厨房里烟雾弥漫,呛得月季零直咳嗽。她拿手扇了扇眼前的烟,转头去找绿意。
绿意站在门口,看了看忙得焦头烂额的红依,又看了看月季零,很真诚地说:“零姐姐,我们走吧。你把我哥的脸抹得都是油。”
他顿了顿,补了一句:“他等会儿会疯。”
月季零的笑容凝固了。
她低头看了看自己的手——满掌的油光还没干,空气里兔肉和锅烟混在一起,红依在灶台前回过头来,脸上两道亮晶晶的油印子,配上那个表情,像一座即将喷发的火山,还是上了彩妆的那种。
“月……季……零……”
三个字一个字一个字蹦出来的,每一个都带着咬牙的气声。
月季零一把拽起绿意的手就跑。
绿意腿短,被她拖得脚尖都快离地了。跑了两步月季零又折回来,在红依反应过来之前一把端走桌上那盘刚上的菜,盘子贴在怀里,汤汁洒了她一前襟。
然后继续跑。
绿意在她身后颠颠地喊:“零姐姐你跑慢点——”
“跑慢了你哥的铲子就到了!”
身后厨房里传来铲子磕锅沿的声响,乒的一声,中气十足。
月季零跑出厨房,拐过走廊,一屁股坐在院子的台阶上。绿意被她拖到跟前,头发都跑乱了,小脸红扑扑的,喘得像条小狗。
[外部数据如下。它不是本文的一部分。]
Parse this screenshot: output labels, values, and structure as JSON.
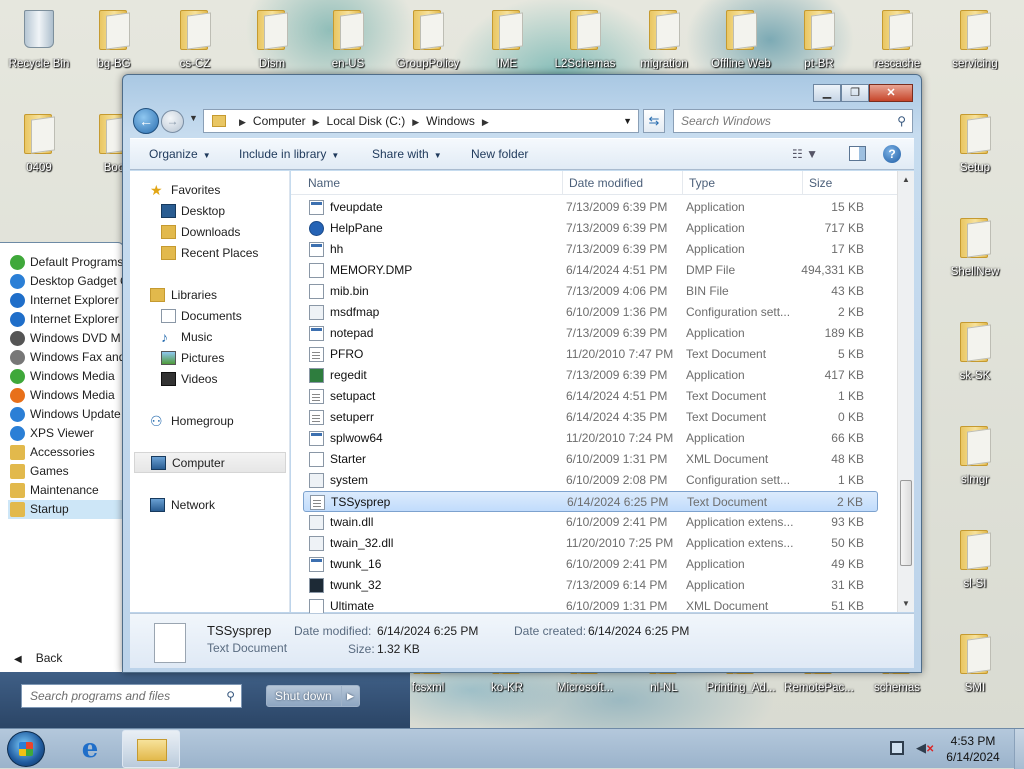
{
  "desktop": {
    "icons": [
      {
        "label": "Recycle Bin",
        "kind": "bin"
      },
      {
        "label": "bg-BG",
        "kind": "folder"
      },
      {
        "label": "cs-CZ",
        "kind": "folder"
      },
      {
        "label": "Dism",
        "kind": "folder"
      },
      {
        "label": "en-US",
        "kind": "folder"
      },
      {
        "label": "GroupPolicy",
        "kind": "folder"
      },
      {
        "label": "IME",
        "kind": "folder"
      },
      {
        "label": "L2Schemas",
        "kind": "folder"
      },
      {
        "label": "migration",
        "kind": "folder"
      },
      {
        "label": "Offline Web",
        "kind": "folder"
      },
      {
        "label": "pt-BR",
        "kind": "folder"
      },
      {
        "label": "rescache",
        "kind": "folder"
      },
      {
        "label": "servicing",
        "kind": "folder"
      },
      {
        "label": "0409",
        "kind": "folder"
      },
      {
        "label": "Boo",
        "kind": "folder"
      },
      {
        "label": "Setup",
        "kind": "folder"
      },
      {
        "label": "ShellNew",
        "kind": "folder"
      },
      {
        "label": "sk-SK",
        "kind": "folder"
      },
      {
        "label": "slmgr",
        "kind": "folder"
      },
      {
        "label": "sl-SI",
        "kind": "folder"
      },
      {
        "label": "SMI",
        "kind": "folder"
      },
      {
        "label": "schemas",
        "kind": "folder"
      },
      {
        "label": "RemotePac...",
        "kind": "folder"
      },
      {
        "label": "Printing_Ad...",
        "kind": "folder"
      },
      {
        "label": "nl-NL",
        "kind": "folder"
      },
      {
        "label": "Microsoft...",
        "kind": "folder"
      },
      {
        "label": "ko-KR",
        "kind": "folder"
      },
      {
        "label": "fcsxml",
        "kind": "folder"
      }
    ]
  },
  "start_menu": {
    "items": [
      {
        "label": "Default Programs",
        "icon": "default-programs-icon",
        "color": "#3fa83a"
      },
      {
        "label": "Desktop Gadget G",
        "icon": "gadget-icon",
        "color": "#2b7fd6"
      },
      {
        "label": "Internet Explorer",
        "icon": "ie-icon",
        "color": "#1f6ec9"
      },
      {
        "label": "Internet Explorer",
        "icon": "ie-icon",
        "color": "#1f6ec9"
      },
      {
        "label": "Windows DVD M",
        "icon": "dvd-icon",
        "color": "#555555"
      },
      {
        "label": "Windows Fax and",
        "icon": "fax-icon",
        "color": "#777777"
      },
      {
        "label": "Windows Media",
        "icon": "media-center-icon",
        "color": "#3fa83a"
      },
      {
        "label": "Windows Media",
        "icon": "media-player-icon",
        "color": "#e8701a"
      },
      {
        "label": "Windows Update",
        "icon": "update-icon",
        "color": "#2b7fd6"
      },
      {
        "label": "XPS Viewer",
        "icon": "xps-icon",
        "color": "#2b7fd6"
      },
      {
        "label": "Accessories",
        "icon": "folder-icon",
        "color": "#e2b94c"
      },
      {
        "label": "Games",
        "icon": "folder-icon",
        "color": "#e2b94c"
      },
      {
        "label": "Maintenance",
        "icon": "folder-icon",
        "color": "#e2b94c"
      },
      {
        "label": "Startup",
        "icon": "folder-icon",
        "color": "#e2b94c"
      }
    ],
    "back_label": "Back",
    "search_placeholder": "Search programs and files",
    "shutdown_label": "Shut down"
  },
  "explorer": {
    "address": {
      "parts": [
        "Computer",
        "Local Disk (C:)",
        "Windows"
      ]
    },
    "search_placeholder": "Search Windows",
    "toolbar": {
      "organize": "Organize",
      "include_library": "Include in library",
      "share_with": "Share with",
      "new_folder": "New folder"
    },
    "nav": {
      "favorites": "Favorites",
      "desktop": "Desktop",
      "downloads": "Downloads",
      "recent_places": "Recent Places",
      "libraries": "Libraries",
      "documents": "Documents",
      "music": "Music",
      "pictures": "Pictures",
      "videos": "Videos",
      "homegroup": "Homegroup",
      "computer": "Computer",
      "network": "Network"
    },
    "columns": {
      "name": "Name",
      "date": "Date modified",
      "type": "Type",
      "size": "Size"
    },
    "files": [
      {
        "name": "fveupdate",
        "date": "7/13/2009 6:39 PM",
        "type": "Application",
        "size": "15 KB",
        "icon": "app"
      },
      {
        "name": "HelpPane",
        "date": "7/13/2009 6:39 PM",
        "type": "Application",
        "size": "717 KB",
        "icon": "help"
      },
      {
        "name": "hh",
        "date": "7/13/2009 6:39 PM",
        "type": "Application",
        "size": "17 KB",
        "icon": "app"
      },
      {
        "name": "MEMORY.DMP",
        "date": "6/14/2024 4:51 PM",
        "type": "DMP File",
        "size": "494,331 KB",
        "icon": "blank"
      },
      {
        "name": "mib.bin",
        "date": "7/13/2009 4:06 PM",
        "type": "BIN File",
        "size": "43 KB",
        "icon": "blank"
      },
      {
        "name": "msdfmap",
        "date": "6/10/2009 1:36 PM",
        "type": "Configuration sett...",
        "size": "2 KB",
        "icon": "sys"
      },
      {
        "name": "notepad",
        "date": "7/13/2009 6:39 PM",
        "type": "Application",
        "size": "189 KB",
        "icon": "app"
      },
      {
        "name": "PFRO",
        "date": "11/20/2010 7:47 PM",
        "type": "Text Document",
        "size": "5 KB",
        "icon": "txt"
      },
      {
        "name": "regedit",
        "date": "7/13/2009 6:39 PM",
        "type": "Application",
        "size": "417 KB",
        "icon": "reg"
      },
      {
        "name": "setupact",
        "date": "6/14/2024 4:51 PM",
        "type": "Text Document",
        "size": "1 KB",
        "icon": "txt"
      },
      {
        "name": "setuperr",
        "date": "6/14/2024 4:35 PM",
        "type": "Text Document",
        "size": "0 KB",
        "icon": "txt"
      },
      {
        "name": "splwow64",
        "date": "11/20/2010 7:24 PM",
        "type": "Application",
        "size": "66 KB",
        "icon": "app"
      },
      {
        "name": "Starter",
        "date": "6/10/2009 1:31 PM",
        "type": "XML Document",
        "size": "48 KB",
        "icon": "blank"
      },
      {
        "name": "system",
        "date": "6/10/2009 2:08 PM",
        "type": "Configuration sett...",
        "size": "1 KB",
        "icon": "sys"
      },
      {
        "name": "TSSysprep",
        "date": "6/14/2024 6:25 PM",
        "type": "Text Document",
        "size": "2 KB",
        "icon": "txt",
        "selected": true
      },
      {
        "name": "twain.dll",
        "date": "6/10/2009 2:41 PM",
        "type": "Application extens...",
        "size": "93 KB",
        "icon": "sys"
      },
      {
        "name": "twain_32.dll",
        "date": "11/20/2010 7:25 PM",
        "type": "Application extens...",
        "size": "50 KB",
        "icon": "sys"
      },
      {
        "name": "twunk_16",
        "date": "6/10/2009 2:41 PM",
        "type": "Application",
        "size": "49 KB",
        "icon": "app"
      },
      {
        "name": "twunk_32",
        "date": "7/13/2009 6:14 PM",
        "type": "Application",
        "size": "31 KB",
        "icon": "dos"
      },
      {
        "name": "Ultimate",
        "date": "6/10/2009 1:31 PM",
        "type": "XML Document",
        "size": "51 KB",
        "icon": "blank"
      }
    ],
    "details": {
      "name": "TSSysprep",
      "type": "Text Document",
      "date_modified_label": "Date modified:",
      "date_modified": "6/14/2024 6:25 PM",
      "date_created_label": "Date created:",
      "date_created": "6/14/2024 6:25 PM",
      "size_label": "Size:",
      "size": "1.32 KB"
    }
  },
  "taskbar": {
    "time": "4:53 PM",
    "date": "6/14/2024"
  }
}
月季零把菜盘子搁在膝盖上,低头看了一眼——蒜苗炒腊肉,还冒着热气。她拿筷子挑了一块腊肉,尝了一口。
咸淡刚好。
绿意凑过来,也挑了一筷子,嚼了嚼,评价道:“哥今天盐放多了一点点。”
月季零想了想:“大概是被气的。”
两个人坐在台阶上,一筷子一筷子地吃着偷来的菜,背后厨房里偶尔传出锅铲翻炒的声响和红依压低了的骂骂咧咧。听不太清具体内容,但频率不低。
绿意竖着耳朵听了几秒,筷子没停:“哥骂你呢。”
月季零塞了一嘴腊肉,含混不清地回答:“让他骂,骂完了还得做饭。”
远处厨房的窗户啪地关上了。
月季零嚼着菜,面朝院子里那棵歪脖子树,忽然想起方才那一下——嘴唇碰到嘴角的触感,干燥的,带着灶火的热度。
她咽下嘴里的腊肉,低头用筷子戳了戳盘子里的蒜苗。
“零姐姐你脸红了。”
“辣的。”
“这道菜不放辣。”
月季零夹了一块腊肉精准地堵住了绿意的嘴。
有红依和绿意的日子,月季零一点也不觉得寂寞。每天她都会和红依吵架斗嘴,吼来吼去,这不仅练就了她媲美高音的宽阔嗓音与雄厚底气,也让红依的眸子变得霍霍明亮,不再因为偶尔的独处而沁满她所不明白的落寞情绪。
那种眼神,月季零真的非常不喜欢。所以,当她第一次无意中撞见红依露出那种眼神时,立刻冲了过去,跟他狠干了一仗,直到两个人吵累了,才各自回房睡觉。
小绿意非常喜欢粘着月季零,还喜欢让她唱歌给自己听,甚至点名要听《摇篮曲》。月季零想了想,自己也只会这么一首,就信口唱给他听。
结果现在可好,她成了他的睡前伴娘,每天的任务就是哄睡绿意,然后才能回屋睡觉。但是,这一首歌一路唱下来,月季零自己都快唱恶心了,可小绿意还是喜欢得不得了。